Bei Skandalen in der Rüstungsbranche tun sich Staatsanwälte besonders schwer. Denn viele Verdächtigte wissen viel, sagen aber wenig, wie der Fall Krauss-Maffei Wegmann zeigt.

Von Klaus Ott, München

Es ist lange her, dass ein deutscher Rüstungsmanager wegen internationaler Waffendeals im Gefängnis saß, bei denen die Justiz wegen Korruption ermittelte. Zuletzt war das vor über zehn Jahren bei einem früheren Thyssen-Manager der Fall gewesen. Er hatte sich beim Verkauf von Spürpanzern des Typs Fuchs nach Saudi-Arabien bereichert und kam wiederholt in Untersuchungshaft. Das Panzergeschäft war mit hohen Schmiergeldzahlungen angeschoben worden. Der Thyssen-Mann wurde später wegen Steuerhinterziehung und Untreue verurteilt und erhielt am Ende eine Bewährungsstrafe.

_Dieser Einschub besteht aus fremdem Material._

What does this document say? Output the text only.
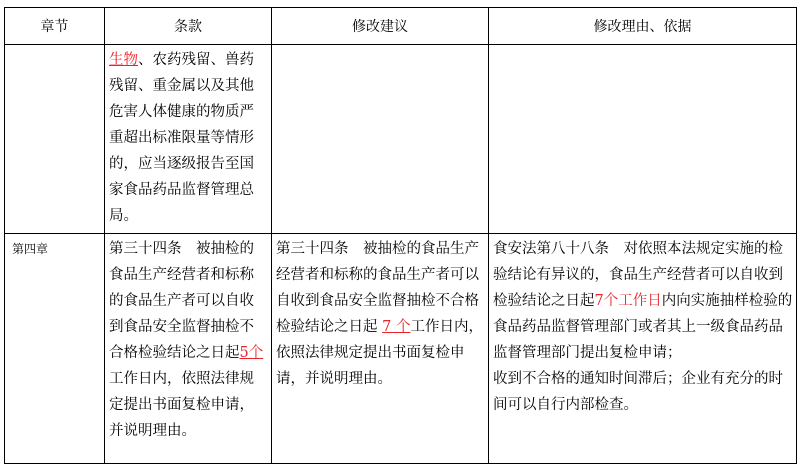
章节	条款	修改建议	修改理由、依据

	生物、农药残留、兽药残留、重金属以及其他危害人体健康的物质严重超出标准限量等情形的，应当逐级报告至国家食品药品监督管理总局。		

第四章	第三十四条　被抽检的食品生产经营者和标称的食品生产者可以自收到食品安全监督抽检不合格检验结论之日起5个工作日内，依照法律规定提出书面复检申请，并说明理由。	第三十四条　被抽检的食品生产经营者和标称的食品生产者可以自收到食品安全监督抽检不合格检验结论之日起 7 个工作日内，依照法律规定提出书面复检申请，并说明理由。	食安法第八十八条　对依照本法规定实施的检验结论有异议的，食品生产经营者可以自收到检验结论之日起7个工作日内向实施抽样检验的食品药品监督管理部门或者其上一级食品药品监督管理部门提出复检申请；

收到不合格的通知时间滞后；企业有充分的时间可以自行内部检查。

Jetzt ist es wieder so weit: Seit Januar sitzt, wie erst dieser Tage bekannt wurde, ein früherer Manager des Rüstungskonzerns Krauss-Maffei Wegmann (KMW) in der Münchner Justizvollzugsanstalt Stadelheim ein. Offenbar wegen Fluchtgefahr. Auch er soll sich persönlich bereichert haben, auch bei ihm geht es um einen Millionenbetrag, auch er ist in Untersuchungshaft. KMW hatte im vergangenen Jahrzehnt Panzerhaubitzen des Typs PzH 2000 für fast 200 Millionen Euro nach Griechenland verkauft, mutmaßlich mit Hilfe von Schmiergeld. Die Münchner Staatsanwaltschaft ermittelt schon seit Anfang 2014 wegen Steuerhinterziehung (Korruption wäre in Deutschland verjährt, anders als in Griechenland). Dass die Justiz inzwischen durchgreift und den ehemaligen KMW-Mann ins Gefängnis steckt, ist nicht weiter verwunderlich. Dieser Fall weist einfach zu viele Ungereimtheiten auf. Und er ist offenbar typisch für das Waffengewerbe.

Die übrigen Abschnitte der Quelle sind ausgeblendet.